Ananas und Bananen räumten ihre Kisten, auch die
Trauben und Erdbeeren aus Südafrika. Fast alle Weihnachtsleckereien
brachen auf. Pfeffernüsse, Spekulatius und Zimtsterne, die Gewürze aus
ihrem Inneren zog es nach Indien. Der Dresdner Christstollen zögerte.

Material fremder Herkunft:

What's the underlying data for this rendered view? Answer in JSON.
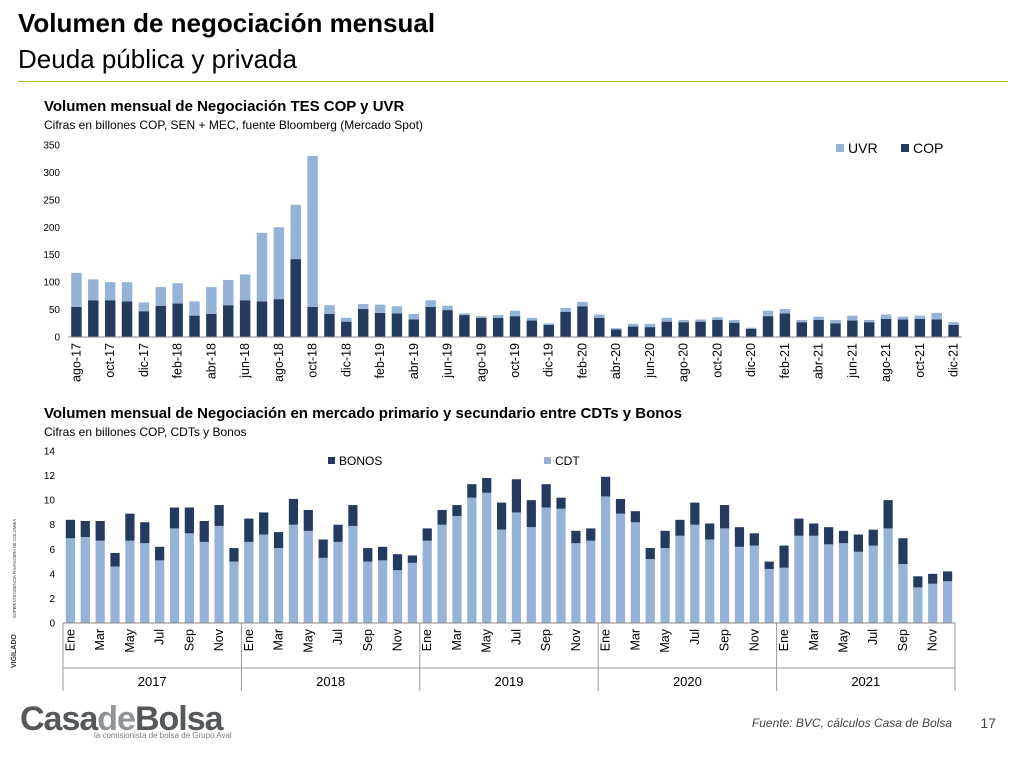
{
  "slide": {
    "title": "Volumen de negociación mensual",
    "subtitle": "Deuda pública y privada",
    "source": "Fuente: BVC, cálculos Casa de Bolsa",
    "page_number": "17"
  },
  "logo": {
    "name_part1": "Casa",
    "name_part2": "de",
    "name_part3": "Bolsa",
    "tagline": "la comisionista de bolsa de Grupo Aval"
  },
  "vigilado": {
    "text1": "VIGILADO",
    "text2": "SUPERINTENDENCIA FINANCIERA DE COLOMBIA"
  },
  "colors": {
    "dark_series": "#243a5e",
    "light_series": "#95b3d7",
    "rule": "#9ebc2c"
  },
  "chart_data": [
    {
      "type": "bar",
      "stacked": true,
      "title": "Volumen mensual de Negociación TES COP y UVR",
      "subtitle": "Cifras en billones COP, SEN + MEC, fuente Bloomberg (Mercado Spot)",
      "ylim": [
        0,
        350
      ],
      "yticks": [
        0,
        50,
        100,
        150,
        200,
        250,
        300,
        350
      ],
      "legend_position": "top-right",
      "categories": [
        "ago-17",
        "sep-17",
        "oct-17",
        "nov-17",
        "dic-17",
        "ene-18",
        "feb-18",
        "mar-18",
        "abr-18",
        "may-18",
        "jun-18",
        "jul-18",
        "ago-18",
        "sep-18",
        "oct-18",
        "nov-18",
        "dic-18",
        "ene-19",
        "feb-19",
        "mar-19",
        "abr-19",
        "may-19",
        "jun-19",
        "jul-19",
        "ago-19",
        "sep-19",
        "oct-19",
        "nov-19",
        "dic-19",
        "ene-20",
        "feb-20",
        "mar-20",
        "abr-20",
        "may-20",
        "jun-20",
        "jul-20",
        "ago-20",
        "sep-20",
        "oct-20",
        "nov-20",
        "dic-20",
        "ene-21",
        "feb-21",
        "mar-21",
        "abr-21",
        "may-21",
        "jun-21",
        "jul-21",
        "ago-21",
        "sep-21",
        "oct-21",
        "nov-21",
        "dic-21"
      ],
      "tick_labels": [
        "ago-17",
        "oct-17",
        "dic-17",
        "feb-18",
        "abr-18",
        "jun-18",
        "ago-18",
        "oct-18",
        "dic-18",
        "feb-19",
        "abr-19",
        "jun-19",
        "ago-19",
        "oct-19",
        "dic-19",
        "feb-20",
        "abr-20",
        "jun-20",
        "ago-20",
        "oct-20",
        "dic-20",
        "feb-21",
        "abr-21",
        "jun-21",
        "ago-21",
        "oct-21",
        "dic-21"
      ],
      "series": [
        {
          "name": "COP",
          "color": "#243a5e",
          "values": [
            55,
            67,
            67,
            65,
            47,
            57,
            61,
            39,
            42,
            58,
            67,
            65,
            69,
            142,
            55,
            42,
            28,
            51,
            44,
            43,
            32,
            55,
            49,
            40,
            35,
            35,
            38,
            30,
            22,
            46,
            56,
            35,
            14,
            19,
            18,
            28,
            27,
            28,
            31,
            26,
            15,
            38,
            43,
            27,
            31,
            25,
            30,
            27,
            33,
            32,
            33,
            32,
            22
          ]
        },
        {
          "name": "UVR",
          "color": "#95b3d7",
          "values": [
            62,
            38,
            33,
            35,
            16,
            34,
            37,
            26,
            49,
            46,
            47,
            125,
            131,
            99,
            275,
            16,
            7,
            9,
            15,
            13,
            10,
            12,
            8,
            3,
            3,
            5,
            10,
            5,
            3,
            7,
            8,
            6,
            2,
            5,
            6,
            7,
            4,
            4,
            5,
            5,
            2,
            10,
            8,
            4,
            6,
            6,
            9,
            4,
            8,
            5,
            6,
            12,
            5
          ]
        }
      ]
    },
    {
      "type": "bar",
      "stacked": true,
      "title": "Volumen mensual de Negociación en mercado primario y secundario entre CDTs y Bonos",
      "subtitle": "Cifras en billones COP, CDTs y Bonos",
      "ylim": [
        0,
        14
      ],
      "yticks": [
        0,
        2,
        4,
        6,
        8,
        10,
        12,
        14
      ],
      "legend_position": "top",
      "month_labels": [
        "Ene",
        "Mar",
        "May",
        "Jul",
        "Sep",
        "Nov"
      ],
      "years": [
        "2017",
        "2018",
        "2019",
        "2020",
        "2021"
      ],
      "series": [
        {
          "name": "CDT",
          "color": "#95b3d7",
          "values": [
            6.9,
            7.0,
            6.7,
            4.6,
            6.7,
            6.5,
            5.1,
            7.7,
            7.3,
            6.6,
            7.9,
            5.0,
            6.6,
            7.2,
            6.1,
            8.0,
            7.5,
            5.3,
            6.6,
            7.9,
            5.0,
            5.1,
            4.3,
            4.9,
            6.7,
            8.0,
            8.7,
            10.2,
            10.6,
            7.6,
            9.0,
            7.8,
            9.4,
            9.3,
            6.5,
            6.7,
            10.3,
            8.9,
            8.2,
            5.2,
            6.1,
            7.1,
            8.0,
            6.8,
            7.7,
            6.2,
            6.3,
            4.4,
            4.5,
            7.1,
            7.1,
            6.4,
            6.5,
            5.8,
            6.3,
            7.7,
            4.8,
            2.9,
            3.2,
            3.4
          ]
        },
        {
          "name": "BONOS",
          "color": "#243a5e",
          "values": [
            1.5,
            1.3,
            1.6,
            1.1,
            2.2,
            1.7,
            1.1,
            1.7,
            2.1,
            1.7,
            1.7,
            1.1,
            1.9,
            1.8,
            1.3,
            2.1,
            1.7,
            1.5,
            1.4,
            1.7,
            1.1,
            1.1,
            1.3,
            0.6,
            1.0,
            1.2,
            0.9,
            1.1,
            1.2,
            2.2,
            2.7,
            2.2,
            1.9,
            0.9,
            1.0,
            1.0,
            1.6,
            1.2,
            0.9,
            0.9,
            1.4,
            1.3,
            1.8,
            1.3,
            1.9,
            1.6,
            1.0,
            0.6,
            1.8,
            1.4,
            1.0,
            1.4,
            1.0,
            1.4,
            1.3,
            2.3,
            2.1,
            0.9,
            0.8,
            0.8
          ]
        }
      ]
    }
  ]
}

Man sah Tränen in seinen Rosinenaugen, als er zugab: Mischlingen wie mir
geht´s besonders an den Kragen. Mit ihm kamen das Lübecker Marzipan und
der Nürnberger Lebkuchen.
Nicht Qualität, nur Herkunft zählte
jetzt. Es war schon in der Morgendämmerung, als die Schnittblumen nach
Kolumbien aufbrachen und die Pelzmäntel mit Gold und Edelsteinen in
teuren Chartermaschinen in alle Welt starteten. Der Verkehr brach an
diesem Tag zusammen ... Lange Schlangen japanischer Autos, vollgestopft
mit Optik und Unterhaltungselektronik, krochen gen Osten. Am Himmel sah
man die Weihnachtsgänse nach Polen fliegen, auf ihrer Bahn gefolgt von
den Seidenhemden und den Teppichen des fernen Asiens.
Mit
Krachen lösten sich die tropischen Hölzer aus den Fensterrahmen und
schwirrten ins Amazonasbecken. Man musste sich vorsehen, um nicht
auszurutschen, denn von überall her quoll Öl und Benzin hervor, floss in
Rinnsalen und Bächen zusammen in Richtung Naher Osten. Aber man hatte
ja Vorsorge getroffen.
Stolz holten die deutschen Autofirmen
ihre Krisenpläne aus den Schubladen: Der Holzvergaser war ganz neu
aufgelegt worden. Wozu ausländisches Öl?! - Aber die VW´s und BMW´s
begannen sich aufzulösen in ihre Einzelteile, das Aluminium wanderte
nach Jamaika, das Kupfer nach Somalia, ein Drittel der Eisenteile nach
Brasilien, der Naturkautschuk nach Zaire. Und die Straßendecke hatte mit
dem ausländischen Asphalt auch immer ein besseres Bild abgegeben als
heute.
Nach drei Tagen war der Spuk vorbei, der Auszug
geschafft, gerade rechtzeitig zum Weihnachtsfest. Nichts Ausländisches
war mehr im Land. Aber Tannenbäume gab es noch, auch Äpfel und Nüsse.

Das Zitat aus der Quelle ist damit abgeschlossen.